No primeiro deles, os pesquisadores ficaram de olho em marcadores genéticos que, em tese, apontariam o que seria melhor oferecer — se um remédio chamado bupropiona ou outro medicamento, a vareniclina.
O segundo grupo, por sua vez, recebeu a vareniclina sem maiores questionamentos. A doutora Jaqueline explica: "Ela é tida como um medicamento superior porque, além de atenuar os sintomas da abstinência, impede que os receptores de nicotina sejam ativados e, com isso, a pessoa perde o prazer de fumar."

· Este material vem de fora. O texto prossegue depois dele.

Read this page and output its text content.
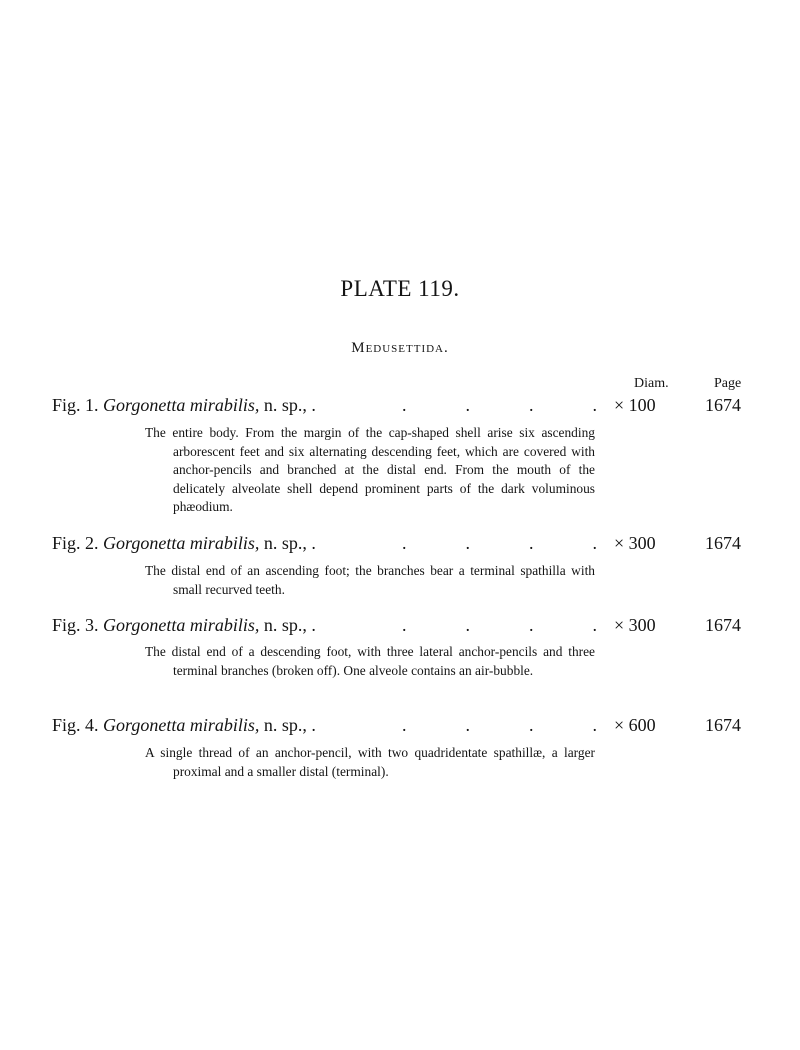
PLATE 119.
Medusettida.
Diam.	Page
Fig. 1. Gorgonetta mirabilis, n. sp., .	.	.	.	. × 100	1674
The entire body. From the margin of the cap-shaped shell arise six ascending arborescent feet and six alternating descending feet, which are covered with anchor-pencils and branched at the distal end. From the mouth of the delicately alveolate shell depend prominent parts of the dark voluminous phæodium.
Fig. 2. Gorgonetta mirabilis, n. sp., .	.	.	.	. × 300	1674
The distal end of an ascending foot; the branches bear a terminal spathilla with small recurved teeth.
Fig. 3. Gorgonetta mirabilis, n. sp., .	.	.	.	. × 300	1674
The distal end of a descending foot, with three lateral anchor-pencils and three terminal branches (broken off). One alveole contains an air-bubble.
Fig. 4. Gorgonetta mirabilis, n. sp., .	.	.	.	. × 600	1674
A single thread of an anchor-pencil, with two quadridentate spathillæ, a larger proximal and a smaller distal (terminal).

Todos os participantes foram examinados antes de começarem a se medicar e na quarta semana do estudo. "Se alguém ainda não tivesse parado de fumar após quatro semanas, a gente adicionava uma segunda droga."
Ou seja, se a pessoa estava tomando bupropiona, ela passava a usar a vareniclina também — ou vice-versa. "Não é todo mundo que vai precisar da associação de dois medicamentos e, se você espera para ver quem é quem, além de fazer uma economia, reduz o risco de efeitos adversos", diz a médica.
A vareniclina, por exemplo, causa náusea, que costuma ser bem tolerada. Já 30% dos participantes que iniciaram o tratamento com a bupropiona cogitaram atirar tudo para o alto por causa do mal-estar. "É um remédio mais em conta", nota a cardiologista. "Porém, o estudo mostra que o barato pode sair caro, uma vez que quase um terço das pessoas pensa em desistir pelo caminho. É melhor já investir naquele fármaco considerado o melhor, entrando com uma dose baixa de bupropiona depois, se necessário."
No final, o estudo do InCor mostrou que, uma vez acertado o remédio, 70% de um grupo ou de outro conseguiram que a pressão caísse bastante em um tempo bem curto — na décima-segunda semana. E frequência cardíaca de todos diminuiu, em média, cinco batimentos por minuto.
A concentração de monóxido de carbono exalado também despencou em quem deixou de fumar. Esse gás é um componente da fumaça que, uma vez tragado, vai parar na corrente sanguínea e atrapalha a oxigenação do corpo.